You can specify the value using spark-submit’s --queue command-line argument.

The value is used to set YARN’s ApplicationSubmissionContext.setQueue.

spark.yarn.jars

spark.yarn.jars is the location of the Spark jars.

--conf spark.yarn.jar=hdfs://master:8020/spark/spark-assembly-2.0.0-hadoop2.7.2.jar
spark.yarn.jar setting is deprecated as of Spark 2.0.

spark.yarn.report.interval

spark.yarn.report.interval (default: 1s) is the interval (in milliseconds) between reports of the current application status.

It is used in Client.monitorApplication.

spark.yarn.dist.jars

spark.yarn.dist.jars (default: empty) is a collection of additional jars to distribute.

spark.yarn.dist.files

spark.yarn.dist.files (default: empty) is a collection of additional files to distribute.

spark.yarn.dist.archives

spark.yarn.dist.archives (default: empty) is a collection of additional archives to distribute.

spark.yarn.principal

spark.yarn.principal — See the corresponding --principal command-line option for spark-submit.

spark.yarn.keytab

spark.yarn.keytab — See the corresponding --keytab command-line option for spark-submit.

spark.yarn.submit.file.replication

spark.yarn.submit.file.replication is the replication factor (number) for files uploaded by Spark to HDFS.

spark.yarn.config.gatewayPath

spark.yarn.config.gatewayPath (default: null) is the root of configuration paths that is present on gateway nodes, and will be replaced with the corresponding path in cluster machines.

spark.yarn.config.replacementPath

spark.yarn.config.replacementPath (default: null) is the path to use as a replacement for spark.yarn.config.gatewayPath when launching processes in the YARN cluster.
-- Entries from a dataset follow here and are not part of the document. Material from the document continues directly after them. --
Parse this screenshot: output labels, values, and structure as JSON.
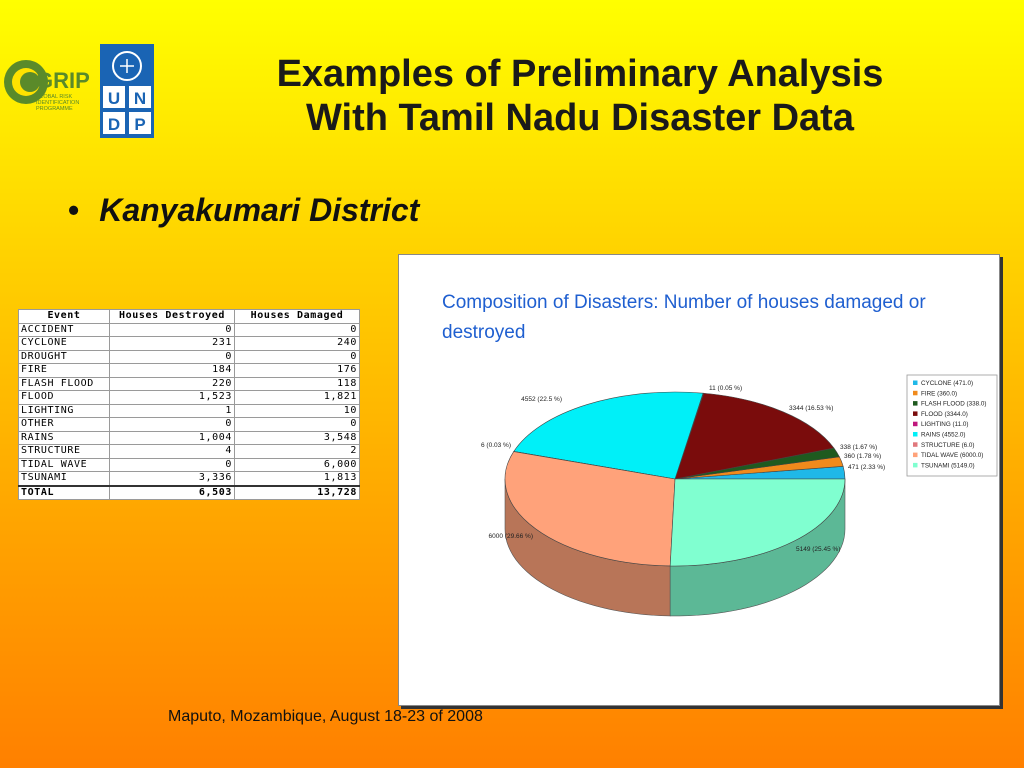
{
  "title_line1": "Examples of Preliminary Analysis",
  "title_line2": "With Tamil Nadu Disaster Data",
  "bullet_text": "Kanyakumari District",
  "bullet_marker": "•",
  "logos": {
    "grip_text": "GRIP",
    "grip_sub1": "GLOBAL RISK",
    "grip_sub2": "IDENTIFICATION",
    "grip_sub3": "PROGRAMME",
    "undp_letters": [
      "U",
      "N",
      "D",
      "P"
    ]
  },
  "table": {
    "headers": [
      "Event",
      "Houses Destroyed",
      "Houses Damaged"
    ],
    "rows": [
      [
        "ACCIDENT",
        "0",
        "0"
      ],
      [
        "CYCLONE",
        "231",
        "240"
      ],
      [
        "DROUGHT",
        "0",
        "0"
      ],
      [
        "FIRE",
        "184",
        "176"
      ],
      [
        "FLASH FLOOD",
        "220",
        "118"
      ],
      [
        "FLOOD",
        "1,523",
        "1,821"
      ],
      [
        "LIGHTING",
        "1",
        "10"
      ],
      [
        "OTHER",
        "0",
        "0"
      ],
      [
        "RAINS",
        "1,004",
        "3,548"
      ],
      [
        "STRUCTURE",
        "4",
        "2"
      ],
      [
        "TIDAL WAVE",
        "0",
        "6,000"
      ],
      [
        "TSUNAMI",
        "3,336",
        "1,813"
      ]
    ],
    "total": [
      "TOTAL",
      "6,503",
      "13,728"
    ]
  },
  "chart_data": {
    "type": "pie",
    "title": "Composition of Disasters: Number of houses damaged or destroyed",
    "slices": [
      {
        "name": "CYCLONE",
        "value": 471.0,
        "legend": "CYCLONE (471.0)",
        "label": "471 (2.33 %)",
        "color": "#1fb8e8"
      },
      {
        "name": "FIRE",
        "value": 360.0,
        "legend": "FIRE (360.0)",
        "label": "360 (1.78 %)",
        "color": "#f08a1c"
      },
      {
        "name": "FLASH FLOOD",
        "value": 338.0,
        "legend": "FLASH FLOOD (338.0)",
        "label": "338 (1.67 %)",
        "color": "#1f5a1f"
      },
      {
        "name": "FLOOD",
        "value": 3344.0,
        "legend": "FLOOD (3344.0)",
        "label": "3344 (16.53 %)",
        "color": "#7a0c0c"
      },
      {
        "name": "LIGHTING",
        "value": 11.0,
        "legend": "LIGHTING (11.0)",
        "label": "11 (0.05 %)",
        "color": "#c0177c"
      },
      {
        "name": "RAINS",
        "value": 4552.0,
        "legend": "RAINS (4552.0)",
        "label": "4552 (22.5 %)",
        "color": "#00f0f8"
      },
      {
        "name": "STRUCTURE",
        "value": 6.0,
        "legend": "STRUCTURE (6.0)",
        "label": "6 (0.03 %)",
        "color": "#e0787c"
      },
      {
        "name": "TIDAL WAVE",
        "value": 6000.0,
        "legend": "TIDAL WAVE (6000.0)",
        "label": "6000 (29.66 %)",
        "color": "#ffa27a"
      },
      {
        "name": "TSUNAMI",
        "value": 5149.0,
        "legend": "TSUNAMI (5149.0)",
        "label": "5149 (25.45 %)",
        "color": "#80ffd0"
      }
    ],
    "legend_position": "right"
  },
  "footer": "Maputo, Mozambique, August 18-23 of 2008"
}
spark.yarn.historyServer.address

spark.yarn.historyServer.address is the optional address of the History Server.

spark.yarn.access.namenodes

spark.yarn.access.namenodes (default: empty) is a list of extra NameNode URLs for which to request delegation tokens. The NameNode that hosts fs.defaultFS does not need to be listed here.

spark.yarn.cache.types

spark.yarn.cache.types is an internal setting…​

spark.yarn.cache.visibilities

spark.yarn.cache.visibilities is an internal setting…​

spark.yarn.cache.timestamps

spark.yarn.cache.timestamps is an internal setting…​

spark.yarn.cache.filenames

spark.yarn.cache.filenames is an internal setting…​

spark.yarn.cache.sizes

spark.yarn.cache.sizes is an internal setting…​

spark.yarn.cache.confArchive

spark.yarn.cache.confArchive is an internal setting…​

spark.yarn.secondary.jars

spark.yarn.secondary.jars is…​

spark.yarn.executor.nodeLabelExpression

spark.yarn.executor.nodeLabelExpression is a node label expression for executors.
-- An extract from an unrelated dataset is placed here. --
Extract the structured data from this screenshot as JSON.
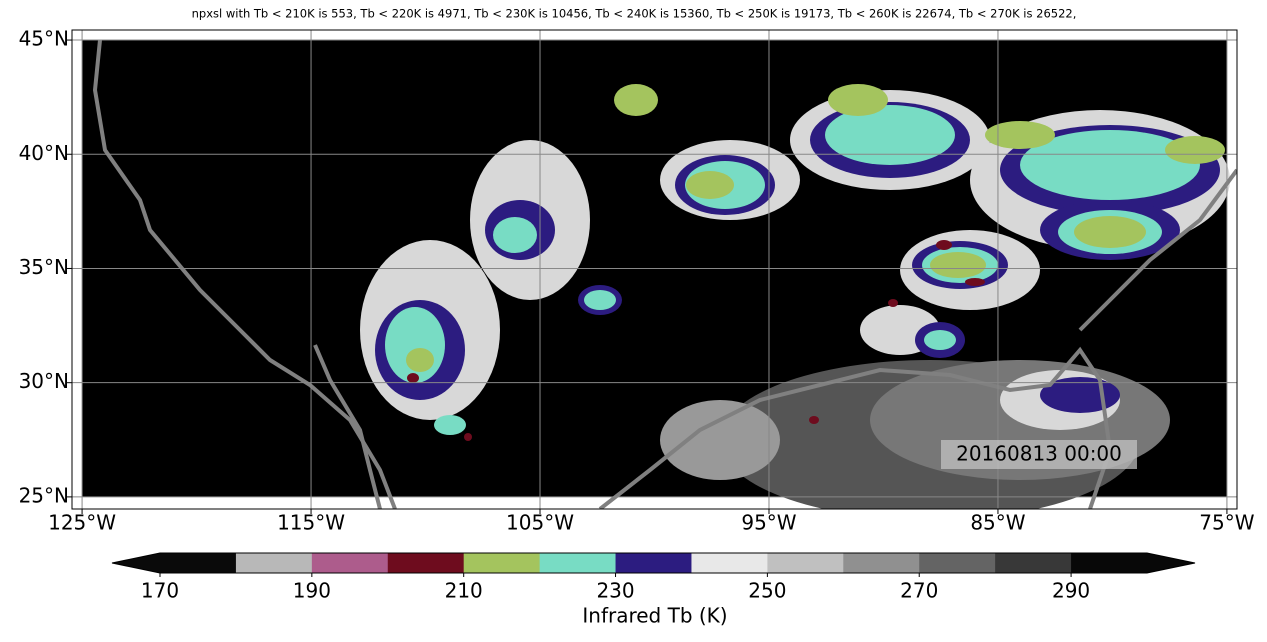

spark.yarn.containerLauncherMaxThreads

spark.yarn.containerLauncherMaxThreads (default: 25)…​FIXME

spark.yarn.executor.failuresValidityInterval

spark.yarn.executor.failuresValidityInterval (default: -1L) is an interval (in milliseconds) after which Executor failures will be considered independent and not accumulate towards the attempt count.

spark.yarn.submit.waitAppCompletion

spark.yarn.submit.waitAppCompletion (default: true) is a flag to control whether to wait for the application to finish before exiting the launcher process in cluster mode.

spark.yarn.am.cores

spark.yarn.am.cores (default: 1) sets the number of CPU cores for ApplicationMaster’s JVM.
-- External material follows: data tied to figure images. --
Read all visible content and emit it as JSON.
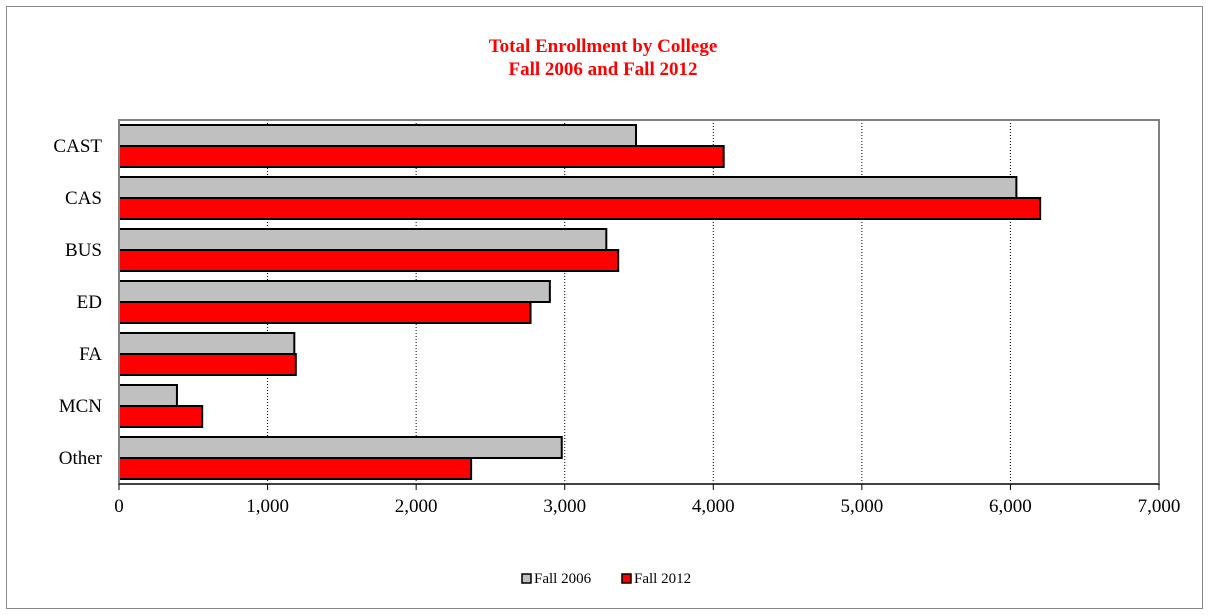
{
  "chart_data": {
    "type": "bar",
    "orientation": "horizontal",
    "title": "Total Enrollment by College",
    "subtitle": "Fall 2006 and Fall 2012",
    "title_color": "#ff0000",
    "categories": [
      "CAST",
      "CAS",
      "BUS",
      "ED",
      "FA",
      "MCN",
      "Other"
    ],
    "series": [
      {
        "name": "Fall 2006",
        "color": "#c0c0c0",
        "values": [
          3480,
          6040,
          3280,
          2900,
          1180,
          390,
          2980
        ]
      },
      {
        "name": "Fall 2012",
        "color": "#ff0000",
        "values": [
          4070,
          6200,
          3360,
          2770,
          1190,
          560,
          2370
        ]
      }
    ],
    "xlim": [
      0,
      7000
    ],
    "x_ticks": [
      0,
      1000,
      2000,
      3000,
      4000,
      5000,
      6000,
      7000
    ],
    "x_tick_labels": [
      "0",
      "1,000",
      "2,000",
      "3,000",
      "4,000",
      "5,000",
      "6,000",
      "7,000"
    ],
    "grid": "vertical dotted",
    "legend_position": "bottom"
  }
}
spark.yarn.driver.memoryOverhead

spark.yarn.driver.memoryOverhead (in MiBs)

spark.yarn.am.memoryOverhead

spark.yarn.am.memoryOverhead (in MiBs)

spark.yarn.am.memory

spark.yarn.am.memory (default: 512m) sets the memory size of ApplicationMaster’s JVM (in MiBs)

spark.yarn.stagingDir

spark.yarn.stagingDir is a staging directory used while submitting applications.

spark.yarn.preserve.staging.files

spark.yarn.preserve.staging.files (default: false) controls whether to preserve temporary files in a staging directory (as pointed by spark.yarn.stagingDir).

spark.yarn.credentials.file

spark.yarn.credentials.file …​

spark.yarn.launchContainers

spark.yarn.launchContainers (default: true) is a flag used for testing only so YarnAllocator does not run launch ExecutorRunnables on allocated YARN containers.